In it, Buffett draws a parallel between the potentially devastating "butterfly effect" of carbon emissions and the similar long-term impact of "greenback emissions," claiming that the United States must be cognizant of the unintended consequences of outsize government debt.

Buffett, the 78-year-old billionaire CEO of

Berkshire Hathaway

, has served as an economic adviser to President Barack Obama during both the presidential campaign and Obama's first year in office.

"To be sure, we've been doing this for a reason I resoundingly applaud," Buffett writes. "Last fall, our financial system stood on the brink of a collapse that threatened a depression. The crisis required our government to display wisdom, courage and decisiveness. Fortunately, the Federal Reserve and key economic officials in both the Bush and Obama administrations responded more than ably to the need.

"A meltdown," Buffett argues, was avoided, "with a gusher of federal money playing an essential role in the rescue."

Still, Buffett goes on to warn that "enormous dosages of monetary medicine continue to be administered and, before long, we will need to deal with their side effects. For now, most of those effects are invisible and could indeed remain latent for a long time. Still, their threat may be as ominous as that posed by the financial crisis itself."

The U.S. budget deficit is projected to reach a record $1.841 trillion for the fiscal year that ends Sept. 30.

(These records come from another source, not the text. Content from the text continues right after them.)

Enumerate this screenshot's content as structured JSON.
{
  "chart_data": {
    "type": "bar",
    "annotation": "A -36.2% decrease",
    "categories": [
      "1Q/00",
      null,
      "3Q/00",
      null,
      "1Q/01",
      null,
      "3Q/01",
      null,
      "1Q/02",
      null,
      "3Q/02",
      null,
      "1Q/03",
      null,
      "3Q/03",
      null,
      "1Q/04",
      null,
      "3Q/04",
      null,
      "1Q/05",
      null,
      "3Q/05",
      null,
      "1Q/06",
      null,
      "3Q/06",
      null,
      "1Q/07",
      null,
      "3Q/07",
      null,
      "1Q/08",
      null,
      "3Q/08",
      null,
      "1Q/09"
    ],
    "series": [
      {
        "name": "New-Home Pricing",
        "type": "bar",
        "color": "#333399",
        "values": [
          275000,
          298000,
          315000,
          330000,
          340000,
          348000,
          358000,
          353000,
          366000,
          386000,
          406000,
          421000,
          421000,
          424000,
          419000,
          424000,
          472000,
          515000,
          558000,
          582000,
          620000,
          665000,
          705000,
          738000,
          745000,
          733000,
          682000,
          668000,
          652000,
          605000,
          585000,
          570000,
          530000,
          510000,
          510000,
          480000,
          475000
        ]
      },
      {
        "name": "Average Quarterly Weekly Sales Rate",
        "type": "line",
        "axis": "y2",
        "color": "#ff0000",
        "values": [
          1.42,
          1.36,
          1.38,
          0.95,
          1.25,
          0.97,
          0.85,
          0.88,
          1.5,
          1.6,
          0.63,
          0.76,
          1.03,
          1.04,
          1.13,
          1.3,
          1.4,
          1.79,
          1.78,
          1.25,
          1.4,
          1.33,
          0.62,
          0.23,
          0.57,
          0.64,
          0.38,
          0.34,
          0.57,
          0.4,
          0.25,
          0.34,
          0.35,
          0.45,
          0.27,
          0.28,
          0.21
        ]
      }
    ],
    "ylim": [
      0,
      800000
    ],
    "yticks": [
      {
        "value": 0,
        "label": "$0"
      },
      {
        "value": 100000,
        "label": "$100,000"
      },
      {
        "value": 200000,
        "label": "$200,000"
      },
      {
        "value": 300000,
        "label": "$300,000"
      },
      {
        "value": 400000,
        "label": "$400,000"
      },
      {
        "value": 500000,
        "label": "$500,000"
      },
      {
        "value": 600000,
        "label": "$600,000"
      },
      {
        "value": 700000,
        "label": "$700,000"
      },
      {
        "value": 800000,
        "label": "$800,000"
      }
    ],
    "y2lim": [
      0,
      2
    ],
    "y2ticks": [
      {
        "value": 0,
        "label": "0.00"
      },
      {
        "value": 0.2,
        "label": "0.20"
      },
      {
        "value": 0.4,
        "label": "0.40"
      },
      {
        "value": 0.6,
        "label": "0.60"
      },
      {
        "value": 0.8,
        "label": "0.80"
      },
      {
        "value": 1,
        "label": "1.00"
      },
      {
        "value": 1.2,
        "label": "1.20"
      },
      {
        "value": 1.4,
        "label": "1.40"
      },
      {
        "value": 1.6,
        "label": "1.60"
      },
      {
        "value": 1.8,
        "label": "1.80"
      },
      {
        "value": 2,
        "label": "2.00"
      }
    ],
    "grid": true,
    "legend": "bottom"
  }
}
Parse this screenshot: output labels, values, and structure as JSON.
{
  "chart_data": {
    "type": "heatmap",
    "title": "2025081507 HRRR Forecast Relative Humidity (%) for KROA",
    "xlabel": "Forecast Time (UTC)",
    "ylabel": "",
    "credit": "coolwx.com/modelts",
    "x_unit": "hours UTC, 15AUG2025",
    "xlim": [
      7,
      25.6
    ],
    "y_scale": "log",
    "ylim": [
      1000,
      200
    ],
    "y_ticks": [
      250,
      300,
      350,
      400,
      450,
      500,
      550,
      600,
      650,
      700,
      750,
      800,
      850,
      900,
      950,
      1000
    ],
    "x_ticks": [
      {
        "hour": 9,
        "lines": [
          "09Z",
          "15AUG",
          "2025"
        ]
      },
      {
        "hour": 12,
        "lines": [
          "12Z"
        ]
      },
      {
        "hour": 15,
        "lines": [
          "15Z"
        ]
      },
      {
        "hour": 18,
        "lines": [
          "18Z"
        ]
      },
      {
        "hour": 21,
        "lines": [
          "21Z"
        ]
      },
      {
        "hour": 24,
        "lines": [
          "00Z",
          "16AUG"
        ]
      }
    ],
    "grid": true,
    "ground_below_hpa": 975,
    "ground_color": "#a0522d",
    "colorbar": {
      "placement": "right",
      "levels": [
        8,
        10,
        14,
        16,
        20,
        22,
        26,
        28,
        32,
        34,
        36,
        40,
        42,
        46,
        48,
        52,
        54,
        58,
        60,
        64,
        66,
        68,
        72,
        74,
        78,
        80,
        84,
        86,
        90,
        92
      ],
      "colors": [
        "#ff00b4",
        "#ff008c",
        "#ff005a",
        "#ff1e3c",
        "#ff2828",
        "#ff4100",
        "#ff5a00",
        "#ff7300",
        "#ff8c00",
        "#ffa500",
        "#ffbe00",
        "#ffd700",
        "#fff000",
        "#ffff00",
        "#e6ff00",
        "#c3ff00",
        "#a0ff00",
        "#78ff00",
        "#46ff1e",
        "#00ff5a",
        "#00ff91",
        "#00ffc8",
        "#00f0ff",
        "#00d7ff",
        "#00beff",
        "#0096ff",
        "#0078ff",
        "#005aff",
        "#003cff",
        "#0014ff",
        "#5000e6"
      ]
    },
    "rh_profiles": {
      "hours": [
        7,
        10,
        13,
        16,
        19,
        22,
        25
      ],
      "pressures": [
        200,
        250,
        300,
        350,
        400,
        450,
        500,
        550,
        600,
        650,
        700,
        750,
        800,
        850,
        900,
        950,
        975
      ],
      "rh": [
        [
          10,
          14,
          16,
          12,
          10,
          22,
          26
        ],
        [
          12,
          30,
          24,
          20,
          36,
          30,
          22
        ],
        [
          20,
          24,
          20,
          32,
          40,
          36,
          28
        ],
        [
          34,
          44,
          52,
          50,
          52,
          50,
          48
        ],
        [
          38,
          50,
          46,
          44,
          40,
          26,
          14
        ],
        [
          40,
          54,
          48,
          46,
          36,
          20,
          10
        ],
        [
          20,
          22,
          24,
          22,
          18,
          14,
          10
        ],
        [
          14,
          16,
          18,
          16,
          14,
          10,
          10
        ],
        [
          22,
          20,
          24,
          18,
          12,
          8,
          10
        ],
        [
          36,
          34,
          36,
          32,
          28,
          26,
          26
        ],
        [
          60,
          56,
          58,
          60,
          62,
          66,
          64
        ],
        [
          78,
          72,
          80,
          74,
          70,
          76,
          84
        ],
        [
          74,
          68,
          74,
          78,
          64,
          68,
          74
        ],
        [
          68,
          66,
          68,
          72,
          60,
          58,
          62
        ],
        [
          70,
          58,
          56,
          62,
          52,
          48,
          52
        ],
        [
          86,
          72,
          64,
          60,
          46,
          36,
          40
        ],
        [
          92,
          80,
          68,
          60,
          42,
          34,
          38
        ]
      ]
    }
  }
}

Buffett notes that the nation's "net debt" (the amount held publicly) is increasing at a rate of more than 1% per month, and will have climbed, by the end of the fiscal year, to about 56% of G.D.P. from 41%. "Admittedly," he writes, "other countries, like Japan and Italy, have far higher ratios and no one can know the precise level of net debt to G.D.P. at which the United States will lose its reputation for financial integrity. But a few more years like this one and we will find out."

"Once recovery is gained," he writes, "Congress must end the rise in the debt-to-GDP ratio and keep our growth in obligations in line with our growth in resources.... With government expenditures now running 185 percent of receipts, truly major changes in both taxes and outlays will be required. A revived economy can't come close to bridging that sort of gap."